M.I.A.: Missing in Action is a run and gun arcade video game released by Konami in 1989. The game is a spiritual successor to Green Beret (also known as Rush'n Attack). The game is influenced by popular action films of the time such as Commando, Rambo: First Blood Part II, and Missing in Action.

==Gameplay==
The player takes on the role of a US Army special operations Green beret and player 2 takes the role of a soldier of the United Nations in cooperative mode. Players must infiltrate enemy POW camps in Vietnam to find prisoners of wars and lead them to freedom. Like its predecessor, there are a total of six levels in the game: war-torn field, jungle, airstrip, railyard, POW camp, and escaping POW camp. M.I.A. can be played by up to two players, with player 1 in green and player 2 in blue.

Throughout most of the game, the player's main weapon is a knife, which is capable of destroying any enemy in the game. By killing the red enemy soldiers, the player can acquire additional weapons. The available weapons consist of an assault rifle, a flamethrower, a bazooka, and grenades. Unlike Green Beret, the player can carry more than one weapon and switch between them at will. If the player loses a life, then only their currently equipped weapon will be lost.
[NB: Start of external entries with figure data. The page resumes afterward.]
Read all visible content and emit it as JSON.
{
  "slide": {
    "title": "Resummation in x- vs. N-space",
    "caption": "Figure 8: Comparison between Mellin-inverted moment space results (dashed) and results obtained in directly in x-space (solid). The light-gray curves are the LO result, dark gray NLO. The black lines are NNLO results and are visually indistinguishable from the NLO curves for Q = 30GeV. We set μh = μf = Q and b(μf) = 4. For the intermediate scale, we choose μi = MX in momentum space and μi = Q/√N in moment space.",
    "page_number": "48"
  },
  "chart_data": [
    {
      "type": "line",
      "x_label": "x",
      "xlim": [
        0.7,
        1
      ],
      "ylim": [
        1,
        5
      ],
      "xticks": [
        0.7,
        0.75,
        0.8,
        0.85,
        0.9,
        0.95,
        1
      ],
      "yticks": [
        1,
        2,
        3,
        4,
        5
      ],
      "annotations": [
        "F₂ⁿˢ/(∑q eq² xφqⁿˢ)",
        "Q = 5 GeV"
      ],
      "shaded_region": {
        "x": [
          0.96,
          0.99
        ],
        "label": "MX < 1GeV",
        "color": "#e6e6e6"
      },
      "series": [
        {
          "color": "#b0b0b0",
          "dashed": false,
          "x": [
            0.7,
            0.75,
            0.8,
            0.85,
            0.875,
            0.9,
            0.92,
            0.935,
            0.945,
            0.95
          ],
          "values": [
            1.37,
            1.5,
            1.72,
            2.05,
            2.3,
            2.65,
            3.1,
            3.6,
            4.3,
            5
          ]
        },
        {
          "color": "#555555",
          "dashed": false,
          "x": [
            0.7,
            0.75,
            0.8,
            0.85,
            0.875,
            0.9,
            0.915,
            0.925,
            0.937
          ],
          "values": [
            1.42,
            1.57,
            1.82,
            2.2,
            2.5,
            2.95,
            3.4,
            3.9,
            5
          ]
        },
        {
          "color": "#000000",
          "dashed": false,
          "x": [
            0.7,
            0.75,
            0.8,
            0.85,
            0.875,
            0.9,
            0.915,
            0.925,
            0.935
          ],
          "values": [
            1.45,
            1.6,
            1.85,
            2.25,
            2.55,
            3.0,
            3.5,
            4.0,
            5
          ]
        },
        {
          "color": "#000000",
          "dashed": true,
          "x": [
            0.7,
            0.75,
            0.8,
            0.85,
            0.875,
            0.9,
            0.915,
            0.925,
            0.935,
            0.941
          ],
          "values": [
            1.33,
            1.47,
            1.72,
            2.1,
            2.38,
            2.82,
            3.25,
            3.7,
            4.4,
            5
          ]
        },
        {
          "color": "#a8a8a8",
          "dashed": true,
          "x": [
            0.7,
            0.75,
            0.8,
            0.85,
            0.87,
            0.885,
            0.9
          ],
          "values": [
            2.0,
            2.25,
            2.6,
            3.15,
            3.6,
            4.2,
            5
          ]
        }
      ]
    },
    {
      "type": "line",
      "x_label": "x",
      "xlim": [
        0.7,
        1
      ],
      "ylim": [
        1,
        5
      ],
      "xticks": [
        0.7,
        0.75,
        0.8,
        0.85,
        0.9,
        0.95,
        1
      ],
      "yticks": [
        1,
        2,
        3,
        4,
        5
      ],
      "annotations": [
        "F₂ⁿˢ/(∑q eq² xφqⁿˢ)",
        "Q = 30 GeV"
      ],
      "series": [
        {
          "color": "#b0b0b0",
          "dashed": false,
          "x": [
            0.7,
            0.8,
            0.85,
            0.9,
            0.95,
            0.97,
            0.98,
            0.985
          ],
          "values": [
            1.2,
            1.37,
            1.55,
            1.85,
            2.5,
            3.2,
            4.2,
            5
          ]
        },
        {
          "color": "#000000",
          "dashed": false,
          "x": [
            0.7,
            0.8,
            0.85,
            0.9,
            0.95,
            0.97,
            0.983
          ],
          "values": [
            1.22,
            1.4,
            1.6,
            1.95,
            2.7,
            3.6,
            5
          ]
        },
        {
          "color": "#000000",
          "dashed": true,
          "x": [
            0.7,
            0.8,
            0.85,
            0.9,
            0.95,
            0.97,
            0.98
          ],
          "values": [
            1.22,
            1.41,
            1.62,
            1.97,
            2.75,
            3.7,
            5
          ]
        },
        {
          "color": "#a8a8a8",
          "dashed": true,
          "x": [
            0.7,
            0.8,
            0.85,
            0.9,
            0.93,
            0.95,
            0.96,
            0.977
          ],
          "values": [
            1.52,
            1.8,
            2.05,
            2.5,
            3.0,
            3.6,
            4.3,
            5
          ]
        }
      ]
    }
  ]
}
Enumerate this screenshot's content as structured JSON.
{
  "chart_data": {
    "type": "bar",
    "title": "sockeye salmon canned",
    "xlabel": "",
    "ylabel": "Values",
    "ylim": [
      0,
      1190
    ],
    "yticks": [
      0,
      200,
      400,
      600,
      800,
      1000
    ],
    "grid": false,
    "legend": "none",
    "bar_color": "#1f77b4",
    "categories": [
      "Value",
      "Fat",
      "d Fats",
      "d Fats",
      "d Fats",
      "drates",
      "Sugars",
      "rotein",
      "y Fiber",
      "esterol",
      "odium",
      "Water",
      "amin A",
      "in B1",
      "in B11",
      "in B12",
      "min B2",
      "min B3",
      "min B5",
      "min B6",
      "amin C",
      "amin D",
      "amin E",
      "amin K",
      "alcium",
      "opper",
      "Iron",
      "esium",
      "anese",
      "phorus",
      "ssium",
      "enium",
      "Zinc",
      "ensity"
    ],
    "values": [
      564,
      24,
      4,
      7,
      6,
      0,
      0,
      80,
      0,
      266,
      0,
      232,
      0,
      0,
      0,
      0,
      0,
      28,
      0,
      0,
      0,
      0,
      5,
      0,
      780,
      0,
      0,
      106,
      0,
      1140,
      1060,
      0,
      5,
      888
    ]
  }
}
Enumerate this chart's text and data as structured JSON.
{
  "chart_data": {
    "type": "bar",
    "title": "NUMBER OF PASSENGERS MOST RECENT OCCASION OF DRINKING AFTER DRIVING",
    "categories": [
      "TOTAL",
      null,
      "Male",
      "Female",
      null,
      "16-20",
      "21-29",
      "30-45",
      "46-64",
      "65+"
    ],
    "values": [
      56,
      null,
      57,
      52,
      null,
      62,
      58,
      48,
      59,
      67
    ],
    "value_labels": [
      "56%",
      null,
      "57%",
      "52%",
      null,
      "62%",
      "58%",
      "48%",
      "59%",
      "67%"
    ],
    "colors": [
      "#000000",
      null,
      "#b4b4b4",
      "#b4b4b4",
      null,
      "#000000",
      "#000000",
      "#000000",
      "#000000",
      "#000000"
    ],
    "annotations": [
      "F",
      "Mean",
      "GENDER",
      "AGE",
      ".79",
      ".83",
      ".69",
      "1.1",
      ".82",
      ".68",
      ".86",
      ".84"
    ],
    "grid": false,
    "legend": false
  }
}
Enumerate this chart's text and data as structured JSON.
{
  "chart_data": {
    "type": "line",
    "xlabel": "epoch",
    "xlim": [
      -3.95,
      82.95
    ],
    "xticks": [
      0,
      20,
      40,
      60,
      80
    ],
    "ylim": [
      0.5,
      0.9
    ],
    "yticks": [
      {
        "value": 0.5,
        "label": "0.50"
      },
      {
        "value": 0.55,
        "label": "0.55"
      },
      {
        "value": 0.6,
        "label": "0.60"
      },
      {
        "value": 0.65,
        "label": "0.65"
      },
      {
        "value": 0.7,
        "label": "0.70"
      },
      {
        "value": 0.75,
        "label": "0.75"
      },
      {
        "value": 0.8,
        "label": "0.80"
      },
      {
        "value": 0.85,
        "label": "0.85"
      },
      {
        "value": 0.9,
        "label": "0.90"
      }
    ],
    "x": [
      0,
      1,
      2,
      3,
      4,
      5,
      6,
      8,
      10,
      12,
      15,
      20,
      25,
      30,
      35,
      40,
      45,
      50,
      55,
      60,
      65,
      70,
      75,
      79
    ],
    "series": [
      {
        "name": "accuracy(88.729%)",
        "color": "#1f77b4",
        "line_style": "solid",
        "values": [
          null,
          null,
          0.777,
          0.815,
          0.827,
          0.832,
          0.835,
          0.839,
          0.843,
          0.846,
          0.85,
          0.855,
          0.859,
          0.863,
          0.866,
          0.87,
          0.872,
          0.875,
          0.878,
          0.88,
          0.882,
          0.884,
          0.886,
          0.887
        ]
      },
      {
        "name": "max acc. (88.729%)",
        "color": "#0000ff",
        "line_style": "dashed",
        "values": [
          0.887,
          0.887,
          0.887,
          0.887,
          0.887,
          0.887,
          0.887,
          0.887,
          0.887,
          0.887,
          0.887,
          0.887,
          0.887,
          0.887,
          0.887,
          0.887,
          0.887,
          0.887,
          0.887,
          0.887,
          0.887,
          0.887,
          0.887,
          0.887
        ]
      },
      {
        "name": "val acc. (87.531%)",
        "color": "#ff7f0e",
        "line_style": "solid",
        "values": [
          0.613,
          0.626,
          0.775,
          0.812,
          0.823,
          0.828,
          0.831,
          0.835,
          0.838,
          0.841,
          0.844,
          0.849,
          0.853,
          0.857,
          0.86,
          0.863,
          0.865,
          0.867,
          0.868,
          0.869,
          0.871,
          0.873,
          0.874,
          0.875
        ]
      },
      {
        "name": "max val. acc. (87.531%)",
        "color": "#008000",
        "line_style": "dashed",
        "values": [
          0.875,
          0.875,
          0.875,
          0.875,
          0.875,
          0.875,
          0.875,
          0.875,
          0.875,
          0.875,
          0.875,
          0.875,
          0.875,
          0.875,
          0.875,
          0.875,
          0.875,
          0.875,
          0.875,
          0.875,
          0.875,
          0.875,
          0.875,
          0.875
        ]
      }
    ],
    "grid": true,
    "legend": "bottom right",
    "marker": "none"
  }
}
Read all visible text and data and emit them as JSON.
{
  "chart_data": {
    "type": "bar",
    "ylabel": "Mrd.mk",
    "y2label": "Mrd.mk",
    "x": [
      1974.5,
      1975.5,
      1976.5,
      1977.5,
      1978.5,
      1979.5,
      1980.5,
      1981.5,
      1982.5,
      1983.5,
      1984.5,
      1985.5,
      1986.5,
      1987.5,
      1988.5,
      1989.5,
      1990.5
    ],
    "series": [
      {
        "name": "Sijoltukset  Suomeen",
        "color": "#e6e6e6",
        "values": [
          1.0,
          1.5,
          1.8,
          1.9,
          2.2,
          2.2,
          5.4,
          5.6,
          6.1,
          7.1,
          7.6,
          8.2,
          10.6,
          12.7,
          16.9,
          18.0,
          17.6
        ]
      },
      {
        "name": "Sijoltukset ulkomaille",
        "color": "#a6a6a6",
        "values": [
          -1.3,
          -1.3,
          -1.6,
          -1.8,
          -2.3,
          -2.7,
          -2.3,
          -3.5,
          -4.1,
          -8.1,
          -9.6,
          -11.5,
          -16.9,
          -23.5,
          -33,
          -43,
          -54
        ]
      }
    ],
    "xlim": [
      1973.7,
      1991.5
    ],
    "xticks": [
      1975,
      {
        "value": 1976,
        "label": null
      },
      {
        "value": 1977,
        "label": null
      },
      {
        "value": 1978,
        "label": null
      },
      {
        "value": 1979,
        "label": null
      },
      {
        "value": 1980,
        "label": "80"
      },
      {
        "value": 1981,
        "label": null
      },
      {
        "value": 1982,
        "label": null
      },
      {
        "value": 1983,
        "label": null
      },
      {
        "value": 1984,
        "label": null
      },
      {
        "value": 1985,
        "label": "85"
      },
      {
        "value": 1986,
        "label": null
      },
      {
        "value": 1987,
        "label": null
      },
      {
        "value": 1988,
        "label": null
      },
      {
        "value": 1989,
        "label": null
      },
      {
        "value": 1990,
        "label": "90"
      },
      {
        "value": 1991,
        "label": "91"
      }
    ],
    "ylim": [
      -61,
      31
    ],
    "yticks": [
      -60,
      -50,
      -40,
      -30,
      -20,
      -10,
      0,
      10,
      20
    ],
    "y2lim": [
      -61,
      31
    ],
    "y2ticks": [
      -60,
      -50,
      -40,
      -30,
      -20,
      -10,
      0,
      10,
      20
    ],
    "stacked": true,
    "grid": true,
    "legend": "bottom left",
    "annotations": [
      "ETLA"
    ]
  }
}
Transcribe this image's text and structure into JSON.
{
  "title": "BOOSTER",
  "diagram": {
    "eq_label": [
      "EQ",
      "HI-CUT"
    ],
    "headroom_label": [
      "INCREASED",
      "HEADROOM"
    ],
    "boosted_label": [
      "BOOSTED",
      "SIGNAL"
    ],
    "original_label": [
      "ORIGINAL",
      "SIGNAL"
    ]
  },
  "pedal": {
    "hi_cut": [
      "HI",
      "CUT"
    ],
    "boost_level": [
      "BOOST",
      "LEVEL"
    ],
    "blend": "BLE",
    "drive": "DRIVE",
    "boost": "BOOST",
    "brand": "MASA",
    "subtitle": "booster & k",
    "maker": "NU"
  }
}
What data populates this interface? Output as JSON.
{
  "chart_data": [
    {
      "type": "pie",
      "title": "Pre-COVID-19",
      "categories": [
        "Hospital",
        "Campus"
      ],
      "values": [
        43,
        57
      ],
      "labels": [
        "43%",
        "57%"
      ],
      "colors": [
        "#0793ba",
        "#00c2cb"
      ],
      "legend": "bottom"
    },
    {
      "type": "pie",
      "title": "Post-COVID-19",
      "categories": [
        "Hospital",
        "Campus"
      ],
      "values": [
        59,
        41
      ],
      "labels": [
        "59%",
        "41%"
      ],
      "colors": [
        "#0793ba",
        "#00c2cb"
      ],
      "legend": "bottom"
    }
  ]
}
At the end of each level, an assorted number of troops appears on fixed machine gun positions (usually four) that must be eliminated. On the last mission of the game, the freed hostages are susceptible to being slain by enemies; if all the POWs get killed then "MISSION FAILED" flashes on the screen and the game is permanently over.

==Versions==
There were three versions of M.I.A.: versions S and T, which were produced for the American and international markets, and a Japanese version. In some versions, the order of the first four stages is randomized. In the Japanese version, every second stage scrolls from left-to-right instead of right-to-left as in the international versions.

Missing in Action was made available on Microsoft's Game Room service for its Xbox 360 console and for Windows-based PCs in December 2010.

== Reception ==
In Japan, Game Machine listed Missing in Action on their March 15, 1989 issue as being the twentieth most-successful table arcade unit of the month.